02 February 2006

You Are So Fabulous

and we are such dolts.

There really is nothing lower on the informational food chain than the cover-to-cover puffery of Minneapolis/St. Paul Magazine. Every town of size has a similar publication. They are 100% tripe, full of vapidity and shameless promotion. Their very editorial structure is printed prostitution caterting directly to society's most clueless.

One month it's some arbitrary list of best restaurants. Next month it's that Baby Mozart jive about grooming your infant for the perfect preschool. The month after that; a fantastic yarn that purports to rank local doctors, including ones who specialize in coddling your chic new ailment; the one you heard about on the Dr. Phil Power Hour. Every segment is crafted to help adult losers to find happiness in the form of a barista, delicatessen or homeopath, for which the reades are grateful becasue they don't make a move without marching orders from Glitteratti.
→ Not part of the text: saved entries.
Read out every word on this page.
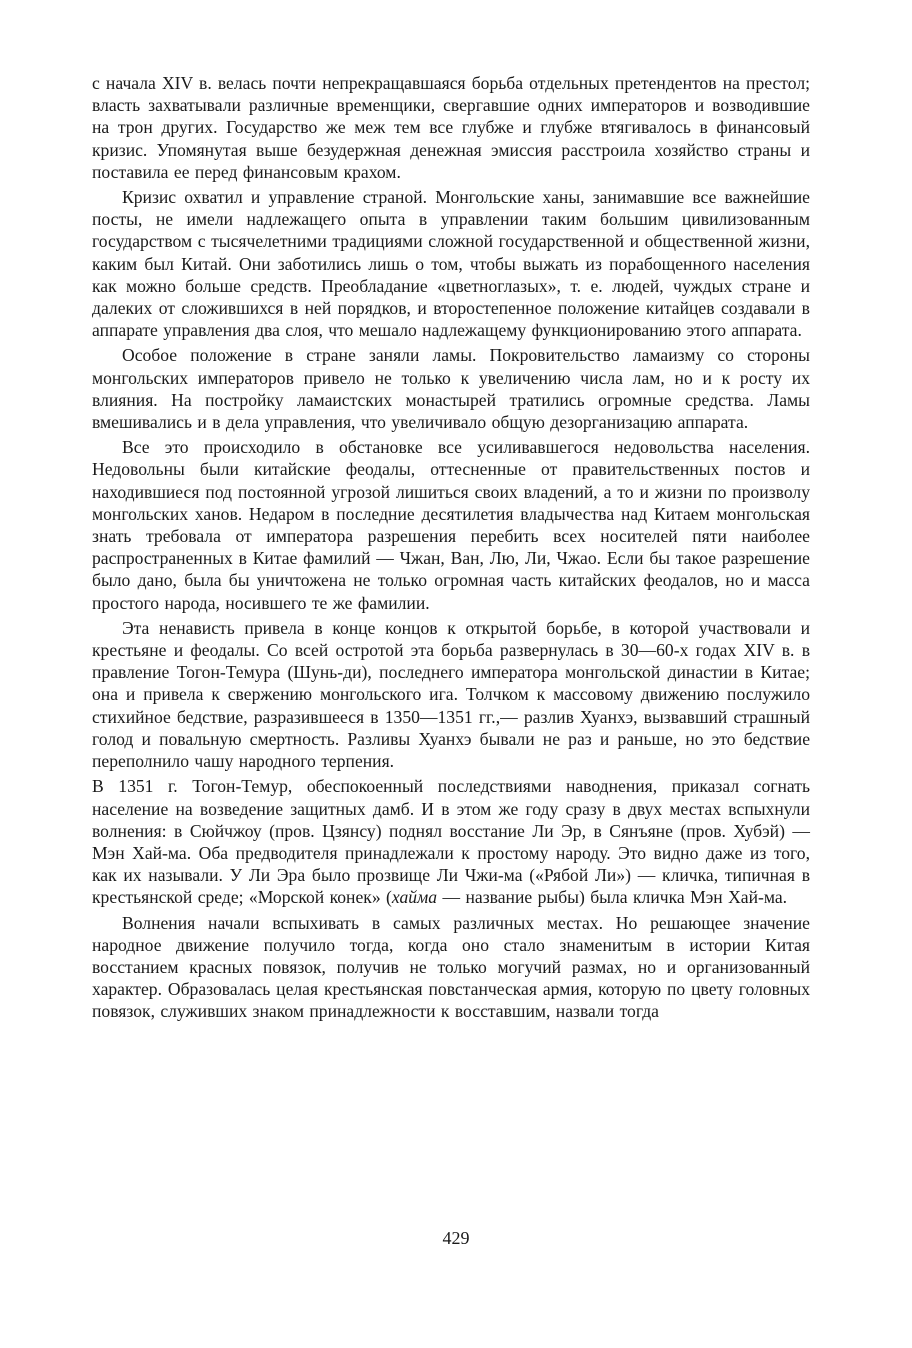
с начала XIV в. велась почти непрекращавшаяся борьба отдельных претендентов на престол; власть захватывали различные временщики, свергавшие одних императоров и возводившие на трон других. Государство же меж тем все глубже и глубже втягивалось в финансовый кризис. Упомянутая выше безудержная денежная эмиссия расстроила хозяйство страны и поставила ее перед финансовым крахом.

Кризис охватил и управление страной. Монгольские ханы, занимавшие все важнейшие посты, не имели надлежащего опыта в управлении таким большим цивилизованным государством с тысячелетними традициями сложной государственной и общественной жизни, каким был Китай. Они заботились лишь о том, чтобы выжать из порабощенного населения как можно больше средств. Преобладание «цветноглазых», т. е. людей, чуждых стране и далеких от сложившихся в ней порядков, и второстепенное положение китайцев создавали в аппарате управления два слоя, что мешало надлежащему функционированию этого аппарата.

Особое положение в стране заняли ламы. Покровительство ламаизму со стороны монгольских императоров привело не только к увеличению числа лам, но и к росту их влияния. На постройку ламаистских монастырей тратились огромные средства. Ламы вмешивались и в дела управления, что увеличивало общую дезорганизацию аппарата.

Все это происходило в обстановке все усиливавшегося недовольства населения. Недовольны были китайские феодалы, оттесненные от правительственных постов и находившиеся под постоянной угрозой лишиться своих владений, а то и жизни по произволу монгольских ханов. Недаром в последние десятилетия владычества над Китаем монгольская знать требовала от императора разрешения перебить всех носителей пяти наиболее распространенных в Китае фамилий — Чжан, Ван, Лю, Ли, Чжао. Если бы такое разрешение было дано, была бы уничтожена не только огромная часть китайских феодалов, но и масса простого народа, носившего те же фамилии.

Эта ненависть привела в конце концов к открытой борьбе, в которой участвовали и крестьяне и феодалы. Со всей остротой эта борьба развернулась в 30—60-х годах XIV в. в правление Тогон-Темура (Шунь-ди), последнего императора монгольской династии в Китае; она и привела к свержению монгольского ига. Толчком к массовому движению послужило стихийное бедствие, разразившееся в 1350—1351 гг.,— разлив Хуанхэ, вызвавший страшный голод и повальную смертность. Разливы Хуанхэ бывали не раз и раньше, но это бедствие переполнило чашу народного терпения.

В 1351 г. Тогон-Темур, обеспокоенный последствиями наводнения, приказал согнать население на возведение защитных дамб. И в этом же году сразу в двух местах вспыхнули волнения: в Сюйчжоу (пров. Цзянсу) поднял восстание Ли Эр, в Сянъяне (пров. Хубэй) — Мэн Хай-ма. Оба предводителя принадлежали к простому народу. Это видно даже из того, как их называли. У Ли Эра было прозвище Ли Чжи-ма («Рябой Ли») — кличка, типичная в крестьянской среде; «Морской конек» (хайма — название рыбы) была кличка Мэн Хай-ма.

Волнения начали вспыхивать в самых различных местах. Но решающее значение народное движение получило тогда, когда оно стало знаменитым в истории Китая восстанием красных повязок, получив не только могучий размах, но и организованный характер. Образовалась целая крестьянская повстанческая армия, которую по цвету головных повязок, служивших знаком принадлежности к восставшим, назвали тогда

429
What, you may ask, could be more fabulous than anther article dictating your new preferred theater, dog groomer or progressive grocer? Why, to hear it from the mouths of the allegedly hip, that's what! Just click on your hipster of choice; each is more fabulous that the next, but beware; it's tough to choose when you're going deaf from the pack of phony cools all screaming "please love us" like a nest of hungry baby birds.

2 comments:

Annabelle Echo said...

If you're interested in annoying magazines check out my story about Ocean Drive.
Ocean Drive: Indigent Need Not Subscribe
New Magazine for the Wealthy May Not Want You as a Reader

http://echocloset.blogspot.com/

Annabelle Echo said...

I forgot to mention about Baby Mozart. Seth Godin wrote about it in his book
All Marketers are Liars
http://www.allmarketersareliars.com/
I believe he wrote that Baby Mozart didn't make babies smarter yet parents felt pressured to play the videos for their infants because everyone else in the neighborhood was. I read some of the book. I didn't agree with everything in it. My nephews seemed engaged when watching Baby Mozart but they might have been just as entranced by any cartoon.